Department of Cardiovascular and Internal Medicine, Kanazawa University Graduate School of Medicine, Kanazawa, Japan.
Department of Medical Biochemistry, Osaka University Graduate School of Frontier Biosciences, Suita, Japan.
ESC Heart Fail. 2019 Apr;6(2):406-415. doi: 10.1002/ehf2.12410. Epub 2019 Jan 28.
Cardiac myosin light chain kinase (cMLCK) phosphorylates ventricular myosin regulatory light chain 2 (MLC2v) and regulates sarcomere and cardiomyocyte organization. However, few data exist regarding the relationship between cMLCK mutations and MLC2v phosphorylation, particularly in terms of developing familial dilated cardiomyopathy (DCM) in whom cMLCK gene mutations were identified. The purpose of the present study was to investigate functional consequences of cMLCK mutations in DCM patients.
The diagnosis of DCM was based on the patients' history and on echocardiography. We screened cMLCK gene mutations in DCM probands with high resolution melting analysis. Known DCM-causing genes mutations were excluded by exome sequencing of family members. MLC2v phosphorylation was analysed by Phos-tag sodium dodecyl sulfate-polyacrylamide gel electrophoresis assays. We also performed ADP-Glo assays for determining the total amount of adenosine triphosphate used in the kinase reaction.

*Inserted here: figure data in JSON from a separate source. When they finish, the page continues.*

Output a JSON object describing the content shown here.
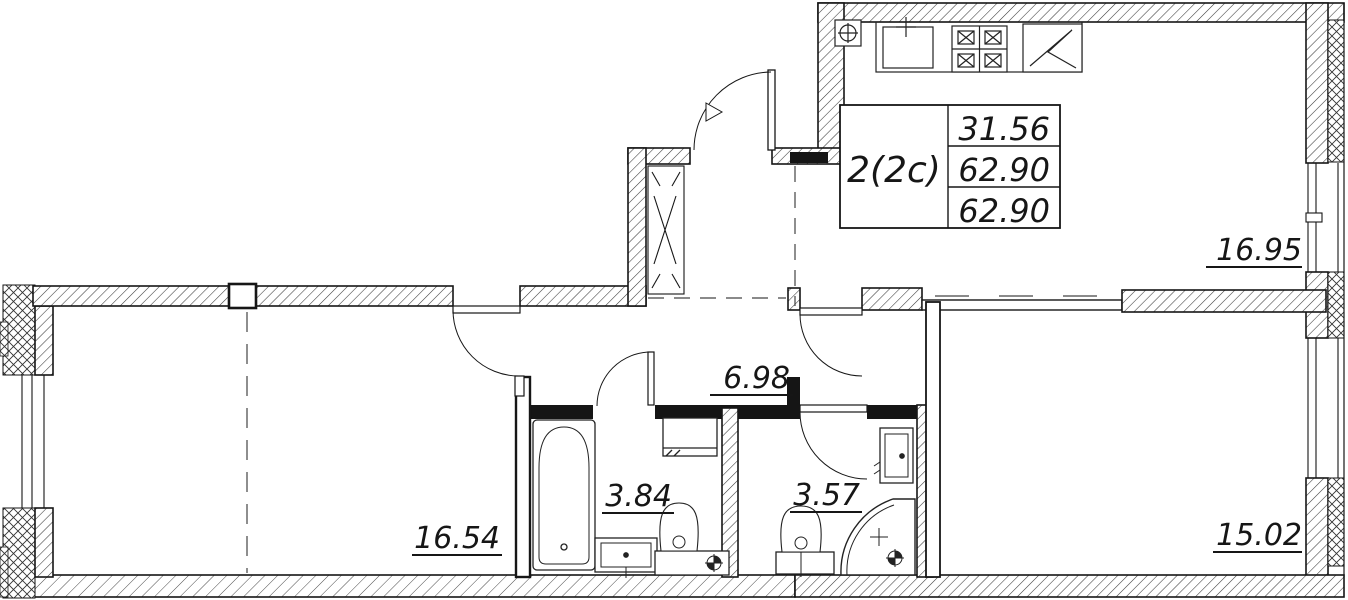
{
  "plan": {
    "info_table": {
      "unit_type": "2(2c)",
      "rows": [
        "31.56",
        "62.90",
        "62.90"
      ]
    },
    "rooms": [
      {
        "name": "kitchen-living-room",
        "area": "16.95"
      },
      {
        "name": "hallway",
        "area": "6.98"
      },
      {
        "name": "bathroom",
        "area": "3.84"
      },
      {
        "name": "shower-wc",
        "area": "3.57"
      },
      {
        "name": "living-room",
        "area": "16.54"
      },
      {
        "name": "bedroom",
        "area": "15.02"
      }
    ],
    "fixtures": [
      "kitchen-sink",
      "stove-4-burner",
      "refrigerator",
      "gas-meter",
      "ventilation-shaft",
      "bathtub",
      "washbasin",
      "toilet",
      "water-heater",
      "toilet",
      "washbasin",
      "corner-shower",
      "floor-drain"
    ],
    "colors": {
      "line": "#161616",
      "wall_fill_dark": "#151515",
      "background": "#ffffff"
    }
  }
}
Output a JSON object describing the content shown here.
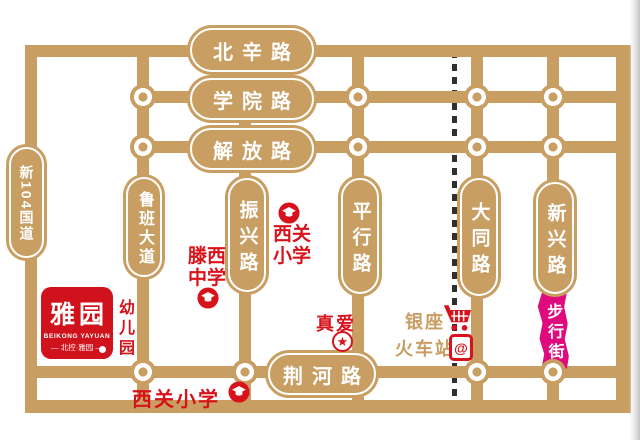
{
  "roads": {
    "beixin": "北辛路",
    "xueyuan": "学院路",
    "jiefang": "解放路",
    "jinghe": "荆河路",
    "g104": "新104国道",
    "luban": "鲁班大道",
    "zhenxing": "振兴路",
    "pingxing": "平行路",
    "datong": "大同路",
    "xinxing": "新兴路",
    "pedestrian": "步行街"
  },
  "pois": {
    "xiguan_primary_north": "西关小学",
    "tengxi_middle": "滕西中学",
    "xiguan_primary_south": "西关小学",
    "kindergarten": "幼儿园",
    "zhenai": "真爱",
    "zhenai_star": "★",
    "yinzuo": "银座",
    "railway_station": "火车站",
    "station_glyph": "@"
  },
  "logo": {
    "title": "雅园",
    "subtitle": "BEIKONG YAYUAN",
    "tagline": "— 北控·雅园 —"
  },
  "colors": {
    "road": "#C89E62",
    "red": "#D8121B",
    "logo_red": "#D0121C",
    "magenta": "#DF0A7C",
    "railway": "#2F2F2F"
  }
}
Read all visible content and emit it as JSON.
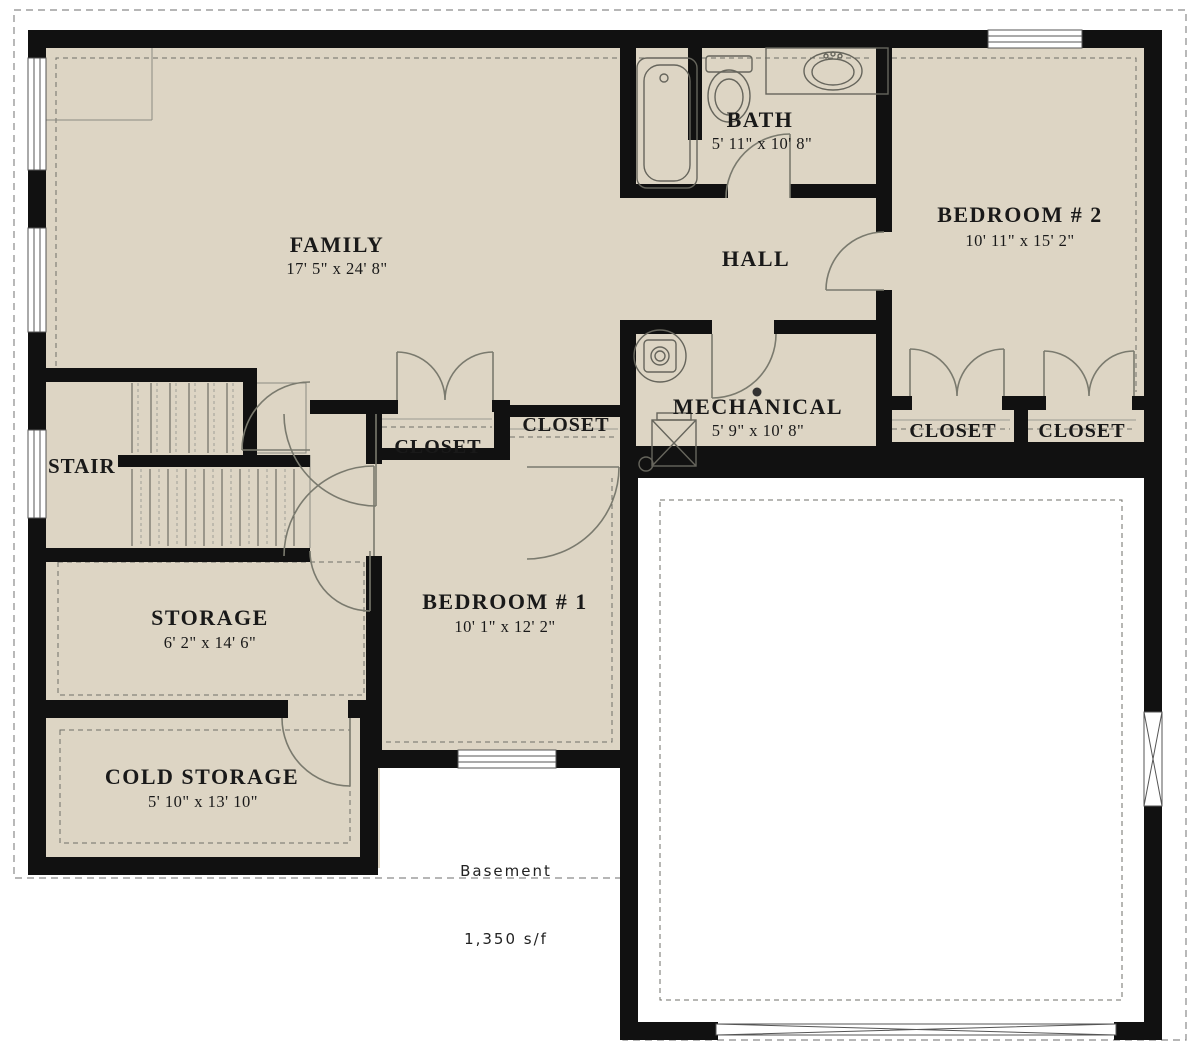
{
  "title": "Basement floor plan",
  "colors": {
    "floor": "#ddd5c4",
    "wall": "#111111",
    "background": "#ffffff",
    "line": "#7a7a6e",
    "text": "#191919"
  },
  "rooms": {
    "family": {
      "label": "FAMILY",
      "dims": "17' 5\" x 24' 8\""
    },
    "bath": {
      "label": "BATH",
      "dims": "5' 11\" x 10' 8\""
    },
    "hall": {
      "label": "HALL"
    },
    "bedroom2": {
      "label": "BEDROOM # 2",
      "dims": "10' 11\" x 15' 2\""
    },
    "mechanical": {
      "label": "MECHANICAL",
      "dims": "5' 9\" x 10' 8\""
    },
    "stair": {
      "label": "STAIR"
    },
    "storage": {
      "label": "STORAGE",
      "dims": "6' 2\" x 14' 6\""
    },
    "bedroom1": {
      "label": "BEDROOM # 1",
      "dims": "10' 1\" x 12' 2\""
    },
    "cold_storage": {
      "label": "COLD STORAGE",
      "dims": "5' 10\" x 13' 10\""
    }
  },
  "closets": {
    "labels": [
      "CLOSET",
      "CLOSET",
      "CLOSET",
      "CLOSET"
    ]
  },
  "footer": {
    "floor_name": "Basement",
    "area": "1,350 s/f"
  },
  "fixtures": {
    "bathtub": "bathtub-icon",
    "toilet": "toilet-icon",
    "sink": "sink-vanity-icon",
    "water_heater": "water-heater-icon",
    "furnace": "furnace-icon",
    "garage_door": "garage-door-icon"
  }
}
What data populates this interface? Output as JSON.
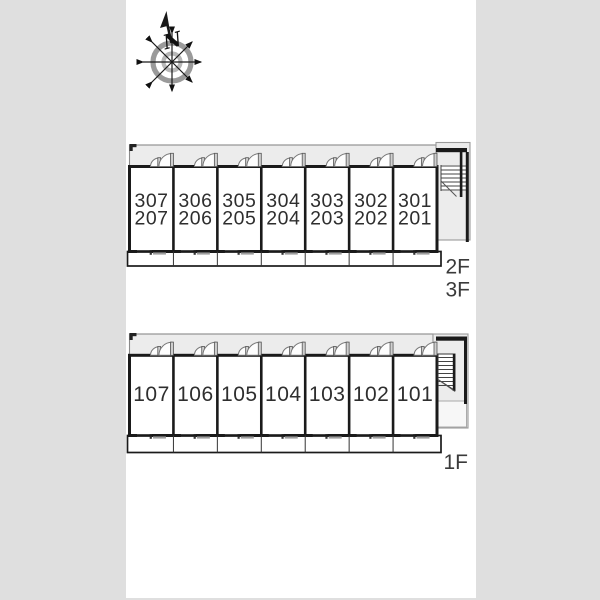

Unrelated DCM probands (109 males and 40 females) were enrolled in this study, of which 16 were familial and 133 sporadic. By mutation screening, a truncation variant of c1915-1 g>t (p.Pro639Valfs15) was identified, which was not detected in 400 chromosomes of 200 healthy volunteers; it is listed in the Human Genetic Variation Database with an allele frequency < 0.001. In the proband, the presence of mutations in known DCM-causing genes was excluded with exome analysis. Familial analysis identified a 19-year-old male carrier who manifested slight left ventricular dilation with preserved systolic function. Phosphorylation assays analysed by Phos-tag SDS-PAGE revealed that the identified p.Pro639Valfs15 mutation results in a complete lack of kinase activity, although it did not affect wild-type cMLCK activity. ADP-Glo assays confirmed that the mutant cMLCK had no kinase activity, whereas wild-type cMLCK had a Km value of 5.93 ± 1.47 μM and a V of 1.28 ± 0.03 mol/min/mol kinase.
These results demonstrate that a truncation mutation in the cMLCK gene p.Pro639Valfs*15 can be associated with significant impairment of MLC2v phosphorylation and possibly with development of DCM, although a larger study of DCM patients is required to determine the prevalence of this mutation and further strengthen its association with disease development.
心肌球蛋白轻链激酶(cMLCK)磷酸化心室肌球蛋白调节轻链 2(MLC2v),并调节肌节和心肌细胞的组织。然而,关于 cMLCK 突变与 MLC2v 磷酸化之间的关系,特别是在发现 cMLCK 基因突变的家族性扩张型心肌病(DCM)患者中,相关数据很少。本研究的目的是研究 DCM 患者中 cMLCK 突变的功能后果。
DCM 的诊断基于患者的病史和超声心动图。我们通过高分辨率熔解分析筛选 DCM 先证者的 cMLCK 基因突变。通过对家族成员进行外显子组测序排除已知的 DCM 致病基因突变。通过 Phos-tag 十二烷基硫酸钠-聚丙烯酰胺凝胶电泳(SDS-PAGE)分析 MLC2v 磷酸化。我们还进行了 ADP-Glo 测定以确定激酶反应中使用的三磷酸腺苷总量。本研究纳入了 16 名家族性和 133 名散发性无关 DCM 先证者(109 名男性和 40 名女性)。通过突变筛选,发现了 c1915-1 g>t(p.Pro639Valfs15)的截断变异,该变异在 200 名健康志愿者的 400 条染色体中均未检出;它被列入人类遗传变异数据库,等位基因频率<0.001。在先证者中,外显子组分析排除了已知的 DCM 致病基因突变。家族分析发现一名 19 岁男性携带者,表现为轻度左心室扩张伴收缩功能正常。通过 Phos-tag SDS-PAGE 分析的磷酸化分析表明,鉴定的 p.Pro639Valfs15 突变导致激酶活性完全丧失,尽管它不影响野生型 cMLCK 活性。ADP-Glo 测定证实突变型 cMLCK 没有激酶活性,而野生型 cMLCK 的 Km 值为 5.93±1.47 μM,V 值为 1.28±0.03 mol/min/mol 激酶。
这些结果表明,cMLCK 基因 p.Pro639Valfs*15 的截断突变可导致 MLC2v 磷酸化显著受损,并可能导致 DCM 发生,尽管需要对 DCM 患者进行更大规模的研究以确定该突变的患病率并进一步加强其与疾病发展的相关性。